The exchange highlighted the problem cited by emergency room doctors in Idaho. They cannot know for sure whether an abortion would be legal under the state’s law.
What happens if the state’s lawyers believe a doctor’s intervention was not justified? “Would they be prosecuted under Idaho’s law?” Barrett asked.
Even if other doctors support the decision, “what if the prosecutor thought differently?” she said.
Roberts pressed the same point. “What happens if a dispute arises with respect to whether or not the doctor was within the confines of the Idaho law or wasn’t? Is the doctor subjected to review by a medical authority?”
Possibly, according to the state attorney. “The Board of Medicine has licensing oversight over a doctor,” Turner replied.
Kavanaugh said he was uncertain what was at stake because the state had changed its view over what emergency conditions could justify an abortion.
Justice Elena Kagan said the law has resulted in six pregnant women being airlifted to neighboring states to obtain abortions.
Justices Sotomayor and Ketanji Brown Jackson were also sharply skeptical of Idaho’s argument.
Prelogar, the Biden administration’s attorney, assured the conservative justices that federal law includes “conscience protections” for doctors and hospitals morally opposed to abortion.
The case of Moyle vs.

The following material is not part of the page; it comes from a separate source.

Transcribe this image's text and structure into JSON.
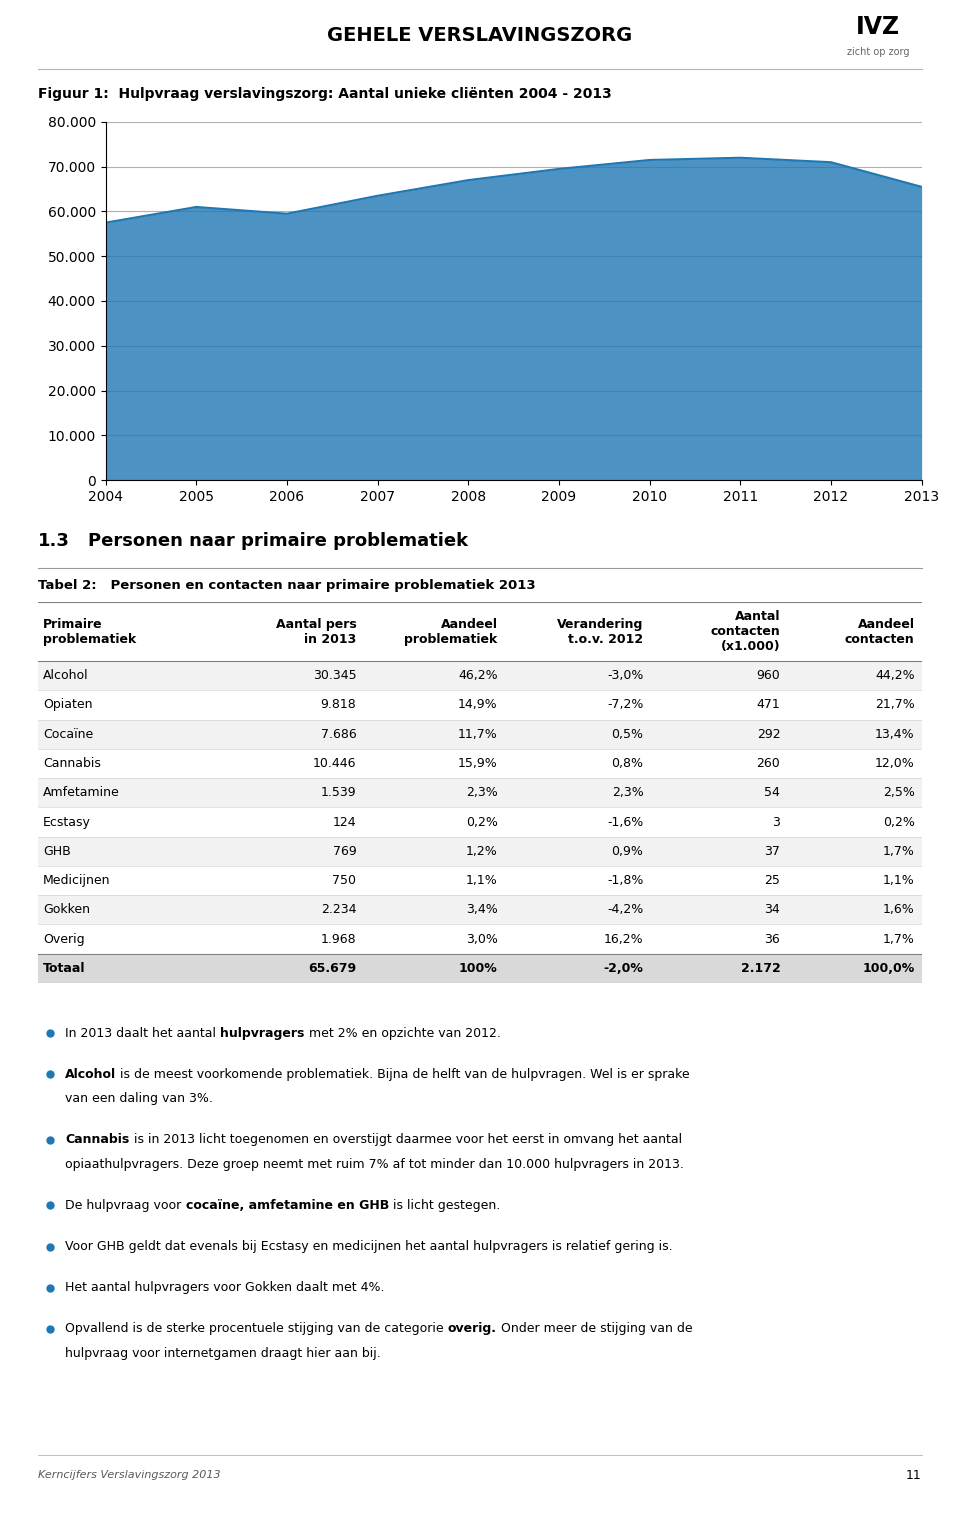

United States poses a clash between the federal law that requires hospitals to provide emergency care and the state’s authority to regulate doctors and the practice of medicine.
Regardless of how the court rules in the Idaho case, the outcome should have no direct effect in California or other states where abortion remains legal.
Turner said 22 states now prohibit most abortions, and the court’s ruling could apply to all of them.
But Prelogar said Idaho is among only six states that make no exceptions for protecting the health of a pregnant patient.
Doctors in Idaho contend the law endangers patients.
In medical emergencies, “delay puts the patient’s life and health at risk. But the lack of clarity in the law is creating fear in our physicians,” said Dr. Jim Souza, chief physician executive for St. Luke’s Health System in Boise.
He said doctors in emergency rooms often see pregnant women whose water has broken, or who have a severe infection or are bleeding badly. An abortion may be called for in such a situation, but doctors know they could be subject to criminal prosecution if they act too soon, he said.
“Doctors are leaving the state because of the fear surrounding this law,” Souza said in an interview.